O doce sabor do saber

Na Ilha das Flores, onde o vento sopra histórias que o mundo insiste em não ouvir, caminhos de terra se enchem de passos leves: os de uma criança correndo, os de uma mulher seguindo adiante, os de cães fiéis que vigiam o silêncio. A cena poderia ser apenas um instante — mais um entre tantos —, mas para mim, que lecionei ali por vinte anos, ela é memória viva. É como se a própria ilha respirasse pelas frestas dessa fotografia: o céu pesado, as casas improvisadas, a poeira que sobe, a esperança que insiste.
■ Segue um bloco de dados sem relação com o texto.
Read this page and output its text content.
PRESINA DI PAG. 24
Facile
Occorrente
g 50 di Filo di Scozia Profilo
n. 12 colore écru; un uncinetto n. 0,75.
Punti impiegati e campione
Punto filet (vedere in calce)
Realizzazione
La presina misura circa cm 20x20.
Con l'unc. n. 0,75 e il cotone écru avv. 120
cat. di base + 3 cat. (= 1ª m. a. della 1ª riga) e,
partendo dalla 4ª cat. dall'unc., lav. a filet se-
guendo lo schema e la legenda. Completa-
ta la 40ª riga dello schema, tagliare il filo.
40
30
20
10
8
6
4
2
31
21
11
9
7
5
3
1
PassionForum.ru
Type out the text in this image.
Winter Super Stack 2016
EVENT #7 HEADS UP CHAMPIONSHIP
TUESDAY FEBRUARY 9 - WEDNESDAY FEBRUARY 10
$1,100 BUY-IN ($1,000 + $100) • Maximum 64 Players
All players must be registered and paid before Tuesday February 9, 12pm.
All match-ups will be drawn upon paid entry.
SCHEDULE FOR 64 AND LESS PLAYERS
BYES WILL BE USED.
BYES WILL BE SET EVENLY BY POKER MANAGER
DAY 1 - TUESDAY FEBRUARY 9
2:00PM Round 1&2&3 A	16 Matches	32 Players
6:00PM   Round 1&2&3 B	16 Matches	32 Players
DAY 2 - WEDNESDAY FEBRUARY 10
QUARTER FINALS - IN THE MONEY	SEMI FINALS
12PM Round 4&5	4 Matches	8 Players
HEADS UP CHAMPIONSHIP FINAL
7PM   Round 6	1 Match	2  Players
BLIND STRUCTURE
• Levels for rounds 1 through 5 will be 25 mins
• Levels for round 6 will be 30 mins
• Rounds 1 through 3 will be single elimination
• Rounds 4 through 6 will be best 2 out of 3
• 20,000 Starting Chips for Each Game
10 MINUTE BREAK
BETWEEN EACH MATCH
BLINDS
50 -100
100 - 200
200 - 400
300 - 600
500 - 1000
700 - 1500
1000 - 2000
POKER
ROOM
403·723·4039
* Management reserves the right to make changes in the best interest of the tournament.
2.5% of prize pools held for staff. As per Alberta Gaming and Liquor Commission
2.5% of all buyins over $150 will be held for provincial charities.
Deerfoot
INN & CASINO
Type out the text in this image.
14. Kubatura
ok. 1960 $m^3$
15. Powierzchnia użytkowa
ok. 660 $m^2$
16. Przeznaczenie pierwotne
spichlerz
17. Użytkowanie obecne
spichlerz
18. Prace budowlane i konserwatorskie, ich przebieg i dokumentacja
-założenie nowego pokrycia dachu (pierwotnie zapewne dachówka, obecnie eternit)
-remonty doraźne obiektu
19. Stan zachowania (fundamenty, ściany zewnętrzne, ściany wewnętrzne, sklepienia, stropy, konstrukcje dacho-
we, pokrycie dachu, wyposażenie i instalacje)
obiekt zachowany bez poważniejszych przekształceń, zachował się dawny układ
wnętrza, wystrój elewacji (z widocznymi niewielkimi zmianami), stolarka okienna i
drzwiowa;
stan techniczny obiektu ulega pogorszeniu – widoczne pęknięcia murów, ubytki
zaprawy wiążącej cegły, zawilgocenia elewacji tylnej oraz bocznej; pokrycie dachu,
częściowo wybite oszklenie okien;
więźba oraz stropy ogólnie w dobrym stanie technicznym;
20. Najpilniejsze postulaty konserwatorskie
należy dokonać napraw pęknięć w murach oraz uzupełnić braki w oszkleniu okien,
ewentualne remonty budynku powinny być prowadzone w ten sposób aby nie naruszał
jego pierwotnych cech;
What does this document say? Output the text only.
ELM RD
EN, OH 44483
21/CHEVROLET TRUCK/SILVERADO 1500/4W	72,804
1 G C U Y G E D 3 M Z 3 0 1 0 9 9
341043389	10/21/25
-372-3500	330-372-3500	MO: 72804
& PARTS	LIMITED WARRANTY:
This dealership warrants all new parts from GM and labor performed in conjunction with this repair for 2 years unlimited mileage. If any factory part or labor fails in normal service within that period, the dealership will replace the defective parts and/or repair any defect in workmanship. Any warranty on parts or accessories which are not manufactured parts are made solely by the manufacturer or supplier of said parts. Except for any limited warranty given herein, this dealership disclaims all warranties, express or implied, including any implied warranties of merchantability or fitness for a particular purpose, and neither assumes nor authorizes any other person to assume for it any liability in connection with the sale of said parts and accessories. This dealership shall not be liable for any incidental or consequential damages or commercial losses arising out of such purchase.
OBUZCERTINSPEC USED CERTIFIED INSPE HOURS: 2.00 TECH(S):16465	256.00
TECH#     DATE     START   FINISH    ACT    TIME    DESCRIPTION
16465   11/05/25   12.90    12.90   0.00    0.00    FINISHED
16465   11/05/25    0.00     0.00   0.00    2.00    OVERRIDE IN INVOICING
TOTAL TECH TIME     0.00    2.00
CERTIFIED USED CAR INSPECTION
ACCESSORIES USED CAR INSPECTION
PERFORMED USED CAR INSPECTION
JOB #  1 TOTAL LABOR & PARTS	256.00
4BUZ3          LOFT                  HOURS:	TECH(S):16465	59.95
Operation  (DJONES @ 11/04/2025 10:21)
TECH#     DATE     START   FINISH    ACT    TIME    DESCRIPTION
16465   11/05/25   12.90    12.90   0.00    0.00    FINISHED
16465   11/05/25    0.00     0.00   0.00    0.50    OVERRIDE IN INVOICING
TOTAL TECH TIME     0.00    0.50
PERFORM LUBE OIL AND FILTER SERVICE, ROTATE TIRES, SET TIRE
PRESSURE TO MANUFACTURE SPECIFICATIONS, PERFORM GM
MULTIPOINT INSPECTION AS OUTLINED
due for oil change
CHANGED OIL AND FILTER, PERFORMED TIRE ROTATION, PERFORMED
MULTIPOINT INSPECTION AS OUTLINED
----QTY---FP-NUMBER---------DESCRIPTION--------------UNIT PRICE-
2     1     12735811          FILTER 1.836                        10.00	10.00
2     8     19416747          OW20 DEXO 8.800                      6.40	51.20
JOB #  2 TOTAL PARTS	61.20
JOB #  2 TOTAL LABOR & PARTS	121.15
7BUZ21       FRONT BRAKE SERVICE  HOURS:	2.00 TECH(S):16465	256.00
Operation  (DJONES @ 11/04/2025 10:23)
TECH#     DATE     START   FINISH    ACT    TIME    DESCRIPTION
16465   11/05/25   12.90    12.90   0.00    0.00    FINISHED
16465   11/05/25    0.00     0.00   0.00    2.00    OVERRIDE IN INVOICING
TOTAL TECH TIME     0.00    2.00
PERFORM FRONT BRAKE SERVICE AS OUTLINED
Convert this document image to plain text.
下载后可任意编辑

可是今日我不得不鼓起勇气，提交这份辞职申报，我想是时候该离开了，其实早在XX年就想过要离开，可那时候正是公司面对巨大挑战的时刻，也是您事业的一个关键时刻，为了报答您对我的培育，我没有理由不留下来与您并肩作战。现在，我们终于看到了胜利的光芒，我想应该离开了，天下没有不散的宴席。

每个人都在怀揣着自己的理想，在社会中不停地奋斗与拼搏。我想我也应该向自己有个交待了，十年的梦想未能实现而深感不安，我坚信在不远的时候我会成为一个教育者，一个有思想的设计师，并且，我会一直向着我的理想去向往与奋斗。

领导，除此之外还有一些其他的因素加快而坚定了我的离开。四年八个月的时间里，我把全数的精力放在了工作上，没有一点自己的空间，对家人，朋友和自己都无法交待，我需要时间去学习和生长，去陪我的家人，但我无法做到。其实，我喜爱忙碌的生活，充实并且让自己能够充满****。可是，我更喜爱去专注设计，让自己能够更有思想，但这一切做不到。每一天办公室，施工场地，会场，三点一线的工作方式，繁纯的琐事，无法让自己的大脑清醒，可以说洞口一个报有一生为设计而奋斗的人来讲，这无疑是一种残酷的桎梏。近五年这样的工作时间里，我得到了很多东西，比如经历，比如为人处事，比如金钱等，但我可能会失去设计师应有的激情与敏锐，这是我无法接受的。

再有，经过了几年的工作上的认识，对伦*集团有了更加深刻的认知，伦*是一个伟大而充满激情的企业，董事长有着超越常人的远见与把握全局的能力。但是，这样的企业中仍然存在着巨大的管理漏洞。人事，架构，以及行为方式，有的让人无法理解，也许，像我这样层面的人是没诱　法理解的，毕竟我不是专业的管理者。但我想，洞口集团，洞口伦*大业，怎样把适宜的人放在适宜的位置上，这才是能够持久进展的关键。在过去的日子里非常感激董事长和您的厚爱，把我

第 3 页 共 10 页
Por onde andam os alunos a quem ensinei o caminho das letras? Alguns talvez caminhem por ruas parecidas com esta; outros, quem sabe, tenham encontrado avenidas largas onde o saber abriu portas. Há os que escrevem, cantam, constroem, e os que ainda dormem sonhando — às vezes em plena aula, porque o sonho, naquele tempo, ganhava dos cadernos. Vai ver a aula era ruim. Ou o sonho era maior. Mesmo assim, seguíamos. Eu, eles, a ilha inteira. Porque “o conhecimento liberta”, dizia Platão, e eu repetia como quem oferece um doce raro: o doce sabor do saber.

Lembro-me de um aluno em especial. Duas décadas atrás, era uma pessoinha doce que só. Não enxergava direito; vivia numa espécie de neblina particular. Precisava urgentemente de óculos. Fizemos uma vaquinha — professores sabem invocar milagres — e, de repente, Fiat Lux! A luz entrou nos olhos do menino e, com ela, o mundo. A leitura veio rápida, a escrita mais ainda. A periferia tem disso: solidariedade. Talvez o pobre enxergue melhor a dor do outro justamente porque caminha sobre dores que também são suas. Ali, entre casas de madeira torta e chão esburacado, a empatia era pão partilhado.  Nestes vinte anos, encontrei outros alunos. Alguns venceram; outros nem tanto. A pandemia nos irmanou, névoa e farol ao mesmo tempo. E seguimos lutando: escolas, professores, pais, a comunidade inteira. Nem sempre fazemos gente, vida e sonhos — às vezes fazemos apenas prédios. E não basta levantar muros se não levantamos pessoas.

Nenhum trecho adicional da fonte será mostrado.